To produce a panoramic scene you must take a complete sphere of images from one individual perspective. This perspective is called the nodal point and is incredibly important when shooting a panorama: if your nodal point is even a few millimetres off then the perspective shift that occurs between images will make them impossible to stitch together properly. If you have a tripod and Panohead you can set the Panohead to keep the exact nodal point for your camera. If you do not have access to this equipment then you can use a number of methods to keep your camera on the nodal point. I highly recommend the Philopod Pitch Variation method, a description of which you can find online.

Taking the images

The type of lens you are using will dictate how many images you need to take. For example using a standard lens you will need to take between 12 and 16 images for one level of a cylindrical panorama in landscape mode, whereas a fisheye lens can craft a 180 x 360 degree panorama from six shots alone. For this reason we recommend investing in a quality fisheye or wide angle lens. Once you have chosen your lens and have secured your nodal point either through use of a tripod or pitch variation method you can start taking your images. Whichever method you use you want to make sure there is between 30% and 50% overlap to your images, this will help you stitch them together seamlessly in post processing.

Stitching

Creating a virtual tour and stitching together images into a panorama are two very different processes requiring separate software. I highly recommend both PTGui and Autopano as fantastic stitching choices, both are available for trial download. Depending on what software you are using you can now simply drop your images into the stitching program, use the mask function to block out any equipment that has accidentally turned up in shot, then allow the program to stitch the panorama for you. If your images are around centred around the nodal point and have sufficient overlap your software should have little problem matching them into one panorama.
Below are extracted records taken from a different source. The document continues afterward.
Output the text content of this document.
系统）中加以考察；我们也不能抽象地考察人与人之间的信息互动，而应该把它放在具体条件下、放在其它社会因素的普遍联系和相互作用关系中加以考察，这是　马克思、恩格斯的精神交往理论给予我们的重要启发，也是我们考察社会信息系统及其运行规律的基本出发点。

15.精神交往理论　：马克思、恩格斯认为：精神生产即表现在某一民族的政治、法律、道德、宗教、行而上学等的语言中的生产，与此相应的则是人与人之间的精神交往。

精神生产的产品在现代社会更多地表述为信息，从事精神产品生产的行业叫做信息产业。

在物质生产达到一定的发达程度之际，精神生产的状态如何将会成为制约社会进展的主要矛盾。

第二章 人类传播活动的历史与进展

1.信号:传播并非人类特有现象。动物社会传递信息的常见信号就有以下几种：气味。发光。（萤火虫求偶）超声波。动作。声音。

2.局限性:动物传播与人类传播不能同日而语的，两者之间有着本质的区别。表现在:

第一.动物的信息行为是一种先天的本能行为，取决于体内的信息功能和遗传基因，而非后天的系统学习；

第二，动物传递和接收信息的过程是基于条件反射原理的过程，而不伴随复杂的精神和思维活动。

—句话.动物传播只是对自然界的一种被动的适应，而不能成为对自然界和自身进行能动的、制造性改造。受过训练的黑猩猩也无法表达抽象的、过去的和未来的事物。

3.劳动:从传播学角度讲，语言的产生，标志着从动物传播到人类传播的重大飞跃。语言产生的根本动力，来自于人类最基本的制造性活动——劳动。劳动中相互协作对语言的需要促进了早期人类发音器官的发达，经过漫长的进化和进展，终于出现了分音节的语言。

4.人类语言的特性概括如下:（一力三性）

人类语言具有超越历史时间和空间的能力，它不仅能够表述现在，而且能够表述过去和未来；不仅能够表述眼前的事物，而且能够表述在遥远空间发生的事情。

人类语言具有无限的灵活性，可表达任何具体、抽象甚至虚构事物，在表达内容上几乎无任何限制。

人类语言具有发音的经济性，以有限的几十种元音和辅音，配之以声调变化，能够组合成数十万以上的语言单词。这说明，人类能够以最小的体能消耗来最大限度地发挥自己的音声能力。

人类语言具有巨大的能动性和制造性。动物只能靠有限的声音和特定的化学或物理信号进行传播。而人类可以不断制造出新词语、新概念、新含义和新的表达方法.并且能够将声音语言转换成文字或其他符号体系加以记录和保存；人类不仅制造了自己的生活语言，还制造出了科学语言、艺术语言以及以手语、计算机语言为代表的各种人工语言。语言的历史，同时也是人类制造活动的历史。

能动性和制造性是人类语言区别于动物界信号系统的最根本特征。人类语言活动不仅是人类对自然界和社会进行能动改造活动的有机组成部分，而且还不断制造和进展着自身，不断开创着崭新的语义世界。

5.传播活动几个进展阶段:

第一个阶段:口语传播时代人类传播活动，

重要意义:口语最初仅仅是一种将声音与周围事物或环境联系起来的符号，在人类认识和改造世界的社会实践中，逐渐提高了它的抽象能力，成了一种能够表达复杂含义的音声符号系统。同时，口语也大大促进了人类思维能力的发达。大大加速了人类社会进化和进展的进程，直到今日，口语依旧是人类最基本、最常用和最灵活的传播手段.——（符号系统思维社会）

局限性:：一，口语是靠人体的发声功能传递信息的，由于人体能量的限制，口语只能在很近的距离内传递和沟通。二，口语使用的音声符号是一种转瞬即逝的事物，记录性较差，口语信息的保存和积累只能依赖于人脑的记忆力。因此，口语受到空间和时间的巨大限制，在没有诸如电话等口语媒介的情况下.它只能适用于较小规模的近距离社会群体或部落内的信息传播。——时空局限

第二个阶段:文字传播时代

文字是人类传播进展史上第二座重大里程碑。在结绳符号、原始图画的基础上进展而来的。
You can now export this panorama in JPEG or tiff format as a scene for your Virtual tour.

Post processing

I won’t go too far into post processing as there are hundreds of tutorials online for how to doctor your images and this will vary hugely on what effect you want to create and whether you have used HDR or not. I will say that if you do post process (and you should even if it is just to up the contrast) then keep your images as high quality tiff files all the way up to building your tour, that will keep you from losing any image quality. Once you have finished your post processing you may need to reduce your image size for use with the web, I recommend using Photoshop or GIMP to resize the images into JPEGs of between 0.75 and 2.5 megs (and not more that 5000 pixels wide) depending on whether you value quality over quick loading times.

Building the Tour

There are as many virtual tour building programs out there as stitching ones, some are expensive, some are cheap. Which one you go with will largely depend on your budget and how much programming knowledge you are prepared to learn. If budget is not an issue and you don’t want to mess around with scripting then Tourweaver is a fantastic “drag and drop” option while those who don’t mind getting their hands dirty might find that Pano2VR is a more appropriate choice. Once you have chosen your software you can choose from a standard ‘skin’ or create your own, drop your scenes into the program and then customise it however you want. Once you are happy with it you can publish it to CD or upload it to your website.